I will never forget my college political philosophy professor mocking John Locke's attempt to ground the foundations of property on the admixture of labor or property to unclaimed resources by asking whether, were he to legitimately acquire a can of tomato paste and pour it into the ocean, he could therefore claim the ocean as his own.
Think that's silly? How about Gregory Nemitz of Carson City, Nevada, who claims to own Eros, and wants NASA to pay him $20 for “parking and storage fees” now that it has landed the NEAR Shoemaker spacecraft on “his” asteroid. Basically, the basis of Nemitz's claim to ownership of Eros is, well, that he claims to own it, and that he's expending resources to pursue the claim, so it must be his. Oh yes, and that the Treaty on Principles Governing the Activities of States in the Exploration and Use of Outer Space, Including the Moon and Other Celestial Bodies of 1967, which precludes private ownership of celestial bodies, sounds in the Communist Manifesto, so it must be illegal.
This would be funny if the guy were not (it seems) funded by the sale of beef jerky (I am not making this up, see the bottom of his web site), and appealing (pro se) the loss of his district court case up to the 9th Circuit. Where I confidently predict he will lose again.

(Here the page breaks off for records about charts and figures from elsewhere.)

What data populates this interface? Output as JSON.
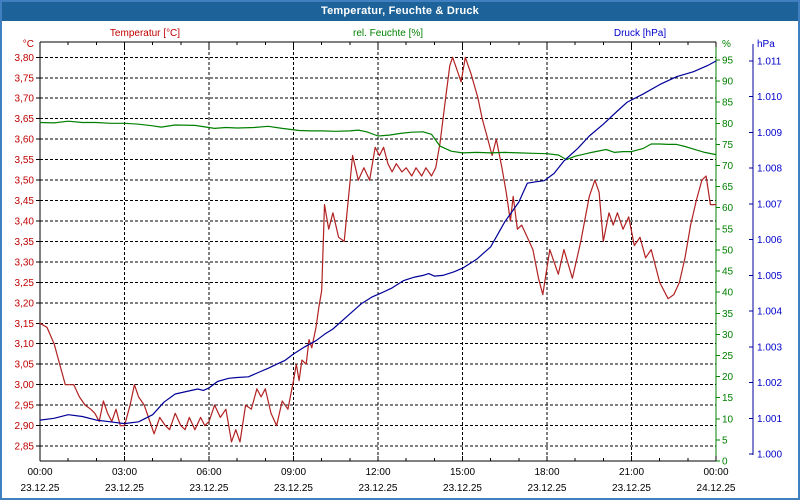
{
  "window": {
    "title": "Temperatur, Feuchte & Druck"
  },
  "legend": {
    "temperature": "Temperatur [°C]",
    "humidity": "rel. Feuchte [%]",
    "pressure": "Druck [hPa]"
  },
  "axis_headers": {
    "temperature": "°C",
    "humidity": "%",
    "pressure": "hPa"
  },
  "colors": {
    "temperature_text": "#c00000",
    "temperature_line": "#b22222",
    "humidity_text": "#008000",
    "humidity_line": "#008000",
    "pressure_text": "#0000cc",
    "pressure_line": "#000099",
    "grid": "#000000",
    "axis": "#000000",
    "title_bar_bg": "#1d6399",
    "window_border": "#4080c0",
    "background": "#ffffff"
  },
  "chart_data": {
    "type": "line",
    "title": "Temperatur, Feuchte & Druck",
    "grid": "dashed",
    "legend_position": "top",
    "x_axis": {
      "hours_span": 24,
      "minor_tick_hours": 1,
      "tick_hours": [
        0,
        3,
        6,
        9,
        12,
        15,
        18,
        21,
        24
      ],
      "tick_times": [
        "00:00",
        "03:00",
        "06:00",
        "09:00",
        "12:00",
        "15:00",
        "18:00",
        "21:00",
        "00:00"
      ],
      "tick_dates": [
        "23.12.25",
        "23.12.25",
        "23.12.25",
        "23.12.25",
        "23.12.25",
        "23.12.25",
        "23.12.25",
        "23.12.25",
        "24.12.25"
      ]
    },
    "y_axes": {
      "temperature": {
        "unit": "°C",
        "min": 2.85,
        "max": 3.8,
        "tick_step": 0.05,
        "tick_values": [
          3.8,
          3.75,
          3.7,
          3.65,
          3.6,
          3.55,
          3.5,
          3.45,
          3.4,
          3.35,
          3.3,
          3.25,
          3.2,
          3.15,
          3.1,
          3.05,
          3.0,
          2.95,
          2.9,
          2.85
        ],
        "tick_labels": [
          "3,80",
          "3,75",
          "3,70",
          "3,65",
          "3,60",
          "3,55",
          "3,50",
          "3,45",
          "3,40",
          "3,35",
          "3,30",
          "3,25",
          "3,20",
          "3,15",
          "3,10",
          "3,05",
          "3,00",
          "2,95",
          "2,90",
          "2,85"
        ]
      },
      "humidity": {
        "unit": "%",
        "min": 0,
        "max": 95,
        "tick_step": 5,
        "tick_values": [
          95,
          90,
          85,
          80,
          75,
          70,
          65,
          60,
          55,
          50,
          45,
          40,
          35,
          30,
          25,
          20,
          15,
          10,
          5,
          0
        ],
        "tick_labels": [
          "95",
          "90",
          "85",
          "80",
          "75",
          "70",
          "65",
          "60",
          "55",
          "50",
          "45",
          "40",
          "35",
          "30",
          "25",
          "20",
          "15",
          "10",
          "5",
          "0"
        ]
      },
      "pressure": {
        "unit": "hPa",
        "min": 1000,
        "max": 1011,
        "tick_step": 1,
        "tick_values": [
          1011,
          1010,
          1009,
          1008,
          1007,
          1006,
          1005,
          1004,
          1003,
          1002,
          1001,
          1000
        ],
        "tick_labels": [
          "1.011",
          "1.010",
          "1.009",
          "1.008",
          "1.007",
          "1.006",
          "1.005",
          "1.004",
          "1.003",
          "1.002",
          "1.001",
          "1.000"
        ]
      }
    },
    "series": [
      {
        "name": "Temperatur [°C]",
        "axis": "temperature",
        "color": "#b22222",
        "points": [
          [
            0,
            3.15
          ],
          [
            0.25,
            3.14
          ],
          [
            0.5,
            3.1
          ],
          [
            0.7,
            3.05
          ],
          [
            0.9,
            3.0
          ],
          [
            1.2,
            3.0
          ],
          [
            1.4,
            2.97
          ],
          [
            1.6,
            2.95
          ],
          [
            1.8,
            2.94
          ],
          [
            1.95,
            2.93
          ],
          [
            2.1,
            2.91
          ],
          [
            2.25,
            2.96
          ],
          [
            2.4,
            2.93
          ],
          [
            2.55,
            2.91
          ],
          [
            2.7,
            2.94
          ],
          [
            2.85,
            2.9
          ],
          [
            3.0,
            2.9
          ],
          [
            3.2,
            2.95
          ],
          [
            3.35,
            3.0
          ],
          [
            3.5,
            2.97
          ],
          [
            3.7,
            2.95
          ],
          [
            3.9,
            2.91
          ],
          [
            4.05,
            2.88
          ],
          [
            4.25,
            2.92
          ],
          [
            4.45,
            2.9
          ],
          [
            4.6,
            2.89
          ],
          [
            4.8,
            2.93
          ],
          [
            5.0,
            2.9
          ],
          [
            5.15,
            2.89
          ],
          [
            5.3,
            2.92
          ],
          [
            5.5,
            2.89
          ],
          [
            5.7,
            2.92
          ],
          [
            5.85,
            2.9
          ],
          [
            6.0,
            2.91
          ],
          [
            6.2,
            2.95
          ],
          [
            6.4,
            2.92
          ],
          [
            6.6,
            2.94
          ],
          [
            6.8,
            2.86
          ],
          [
            6.95,
            2.89
          ],
          [
            7.1,
            2.86
          ],
          [
            7.3,
            2.95
          ],
          [
            7.5,
            2.94
          ],
          [
            7.7,
            2.99
          ],
          [
            7.85,
            2.97
          ],
          [
            8.0,
            2.99
          ],
          [
            8.2,
            2.93
          ],
          [
            8.4,
            2.9
          ],
          [
            8.6,
            2.96
          ],
          [
            8.8,
            2.94
          ],
          [
            9.0,
            3.01
          ],
          [
            9.1,
            3.05
          ],
          [
            9.2,
            3.01
          ],
          [
            9.3,
            3.06
          ],
          [
            9.45,
            3.05
          ],
          [
            9.55,
            3.11
          ],
          [
            9.65,
            3.09
          ],
          [
            9.8,
            3.14
          ],
          [
            9.9,
            3.19
          ],
          [
            10.0,
            3.23
          ],
          [
            10.1,
            3.44
          ],
          [
            10.25,
            3.38
          ],
          [
            10.4,
            3.42
          ],
          [
            10.6,
            3.36
          ],
          [
            10.8,
            3.35
          ],
          [
            11.1,
            3.56
          ],
          [
            11.3,
            3.5
          ],
          [
            11.5,
            3.53
          ],
          [
            11.7,
            3.5
          ],
          [
            11.9,
            3.58
          ],
          [
            12.05,
            3.56
          ],
          [
            12.2,
            3.58
          ],
          [
            12.35,
            3.54
          ],
          [
            12.5,
            3.52
          ],
          [
            12.65,
            3.54
          ],
          [
            12.85,
            3.52
          ],
          [
            13.0,
            3.53
          ],
          [
            13.2,
            3.51
          ],
          [
            13.35,
            3.53
          ],
          [
            13.55,
            3.51
          ],
          [
            13.7,
            3.53
          ],
          [
            13.9,
            3.51
          ],
          [
            14.05,
            3.53
          ],
          [
            14.2,
            3.59
          ],
          [
            14.4,
            3.7
          ],
          [
            14.55,
            3.78
          ],
          [
            14.65,
            3.8
          ],
          [
            14.8,
            3.77
          ],
          [
            14.95,
            3.74
          ],
          [
            15.1,
            3.8
          ],
          [
            15.3,
            3.76
          ],
          [
            15.55,
            3.7
          ],
          [
            15.7,
            3.65
          ],
          [
            15.9,
            3.6
          ],
          [
            16.05,
            3.56
          ],
          [
            16.2,
            3.6
          ],
          [
            16.4,
            3.53
          ],
          [
            16.55,
            3.47
          ],
          [
            16.7,
            3.4
          ],
          [
            16.8,
            3.46
          ],
          [
            16.95,
            3.38
          ],
          [
            17.1,
            3.39
          ],
          [
            17.3,
            3.36
          ],
          [
            17.5,
            3.33
          ],
          [
            17.7,
            3.26
          ],
          [
            17.85,
            3.22
          ],
          [
            18.1,
            3.33
          ],
          [
            18.4,
            3.27
          ],
          [
            18.6,
            3.33
          ],
          [
            18.9,
            3.26
          ],
          [
            19.2,
            3.35
          ],
          [
            19.5,
            3.46
          ],
          [
            19.7,
            3.5
          ],
          [
            19.85,
            3.47
          ],
          [
            20.0,
            3.35
          ],
          [
            20.2,
            3.42
          ],
          [
            20.35,
            3.39
          ],
          [
            20.5,
            3.42
          ],
          [
            20.7,
            3.38
          ],
          [
            20.9,
            3.41
          ],
          [
            21.1,
            3.34
          ],
          [
            21.3,
            3.36
          ],
          [
            21.5,
            3.31
          ],
          [
            21.7,
            3.33
          ],
          [
            22.0,
            3.25
          ],
          [
            22.3,
            3.21
          ],
          [
            22.5,
            3.22
          ],
          [
            22.7,
            3.25
          ],
          [
            22.9,
            3.31
          ],
          [
            23.1,
            3.39
          ],
          [
            23.3,
            3.45
          ],
          [
            23.5,
            3.5
          ],
          [
            23.65,
            3.51
          ],
          [
            23.8,
            3.44
          ],
          [
            24,
            3.44
          ]
        ]
      },
      {
        "name": "rel. Feuchte [%]",
        "axis": "humidity",
        "color": "#008000",
        "points": [
          [
            0,
            80.2
          ],
          [
            0.5,
            80.1
          ],
          [
            1,
            80.5
          ],
          [
            1.5,
            80.2
          ],
          [
            2,
            80.2
          ],
          [
            2.5,
            80.0
          ],
          [
            3,
            80.0
          ],
          [
            3.5,
            79.8
          ],
          [
            4,
            79.4
          ],
          [
            4.3,
            79.1
          ],
          [
            4.8,
            79.6
          ],
          [
            5.5,
            79.5
          ],
          [
            6.2,
            78.8
          ],
          [
            6.6,
            79.0
          ],
          [
            7,
            78.9
          ],
          [
            7.6,
            79.0
          ],
          [
            8.1,
            79.3
          ],
          [
            8.6,
            78.8
          ],
          [
            9.2,
            78.3
          ],
          [
            9.6,
            78.2
          ],
          [
            10,
            78.2
          ],
          [
            10.5,
            78.1
          ],
          [
            11,
            78.2
          ],
          [
            11.3,
            78.4
          ],
          [
            11.6,
            78.0
          ],
          [
            12,
            77.0
          ],
          [
            12.4,
            77.2
          ],
          [
            12.8,
            77.6
          ],
          [
            13.2,
            77.9
          ],
          [
            13.6,
            78.0
          ],
          [
            13.9,
            77.4
          ],
          [
            14.2,
            74.6
          ],
          [
            14.6,
            73.4
          ],
          [
            15,
            73.0
          ],
          [
            15.5,
            73.1
          ],
          [
            16,
            73.0
          ],
          [
            16.5,
            73.1
          ],
          [
            17,
            73.0
          ],
          [
            17.5,
            72.9
          ],
          [
            18,
            72.8
          ],
          [
            18.4,
            72.5
          ],
          [
            18.7,
            71.4
          ],
          [
            19,
            72.2
          ],
          [
            19.5,
            73.0
          ],
          [
            20.1,
            73.8
          ],
          [
            20.4,
            73.1
          ],
          [
            20.7,
            73.3
          ],
          [
            21,
            73.3
          ],
          [
            21.4,
            74.0
          ],
          [
            21.7,
            75.1
          ],
          [
            22,
            75.1
          ],
          [
            22.3,
            75.0
          ],
          [
            22.6,
            75.0
          ],
          [
            22.9,
            74.5
          ],
          [
            23.2,
            73.9
          ],
          [
            23.6,
            73.1
          ],
          [
            24,
            72.6
          ]
        ]
      },
      {
        "name": "Druck [hPa]",
        "axis": "pressure",
        "color": "#000099",
        "points": [
          [
            0,
            1000.95
          ],
          [
            0.5,
            1001.0
          ],
          [
            1,
            1001.1
          ],
          [
            1.5,
            1001.05
          ],
          [
            2,
            1000.95
          ],
          [
            2.5,
            1000.9
          ],
          [
            3,
            1000.85
          ],
          [
            3.5,
            1000.9
          ],
          [
            4,
            1001.1
          ],
          [
            4.4,
            1001.45
          ],
          [
            4.8,
            1001.68
          ],
          [
            5.2,
            1001.75
          ],
          [
            5.6,
            1001.82
          ],
          [
            5.8,
            1001.78
          ],
          [
            6,
            1001.85
          ],
          [
            6.3,
            1002.03
          ],
          [
            6.7,
            1002.12
          ],
          [
            7,
            1002.14
          ],
          [
            7.4,
            1002.16
          ],
          [
            7.75,
            1002.28
          ],
          [
            8.1,
            1002.4
          ],
          [
            8.5,
            1002.55
          ],
          [
            8.7,
            1002.62
          ],
          [
            9,
            1002.8
          ],
          [
            9.4,
            1003.0
          ],
          [
            9.8,
            1003.17
          ],
          [
            10.1,
            1003.35
          ],
          [
            10.4,
            1003.5
          ],
          [
            10.9,
            1003.85
          ],
          [
            11.4,
            1004.2
          ],
          [
            11.8,
            1004.4
          ],
          [
            12.1,
            1004.5
          ],
          [
            12.5,
            1004.65
          ],
          [
            12.9,
            1004.85
          ],
          [
            13.3,
            1004.95
          ],
          [
            13.6,
            1005.0
          ],
          [
            13.8,
            1005.05
          ],
          [
            14.0,
            1004.98
          ],
          [
            14.3,
            1005.0
          ],
          [
            14.7,
            1005.1
          ],
          [
            15,
            1005.2
          ],
          [
            15.5,
            1005.45
          ],
          [
            16,
            1005.8
          ],
          [
            16.5,
            1006.5
          ],
          [
            17,
            1007.05
          ],
          [
            17.3,
            1007.58
          ],
          [
            17.6,
            1007.62
          ],
          [
            17.9,
            1007.65
          ],
          [
            18.25,
            1007.85
          ],
          [
            18.6,
            1008.2
          ],
          [
            19.1,
            1008.56
          ],
          [
            19.5,
            1008.9
          ],
          [
            20,
            1009.23
          ],
          [
            20.5,
            1009.6
          ],
          [
            20.85,
            1009.85
          ],
          [
            21.4,
            1010.07
          ],
          [
            22,
            1010.34
          ],
          [
            22.6,
            1010.56
          ],
          [
            23.2,
            1010.7
          ],
          [
            23.7,
            1010.87
          ],
          [
            24,
            1011.0
          ]
        ]
      }
    ]
  }
}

(The words “sui juris” on his brief are by the way a giveaway that the appellant is in the grip of a legal cult, akin to the common law court cultists, or the people who think that writing “Without Prejudice UCC 1-207” will somehow have a magic effect on their debts, or who think that they can avoid paying taxes by eschewing Social Security numbers and claiming to be just a state citizen not a citizen of the US.)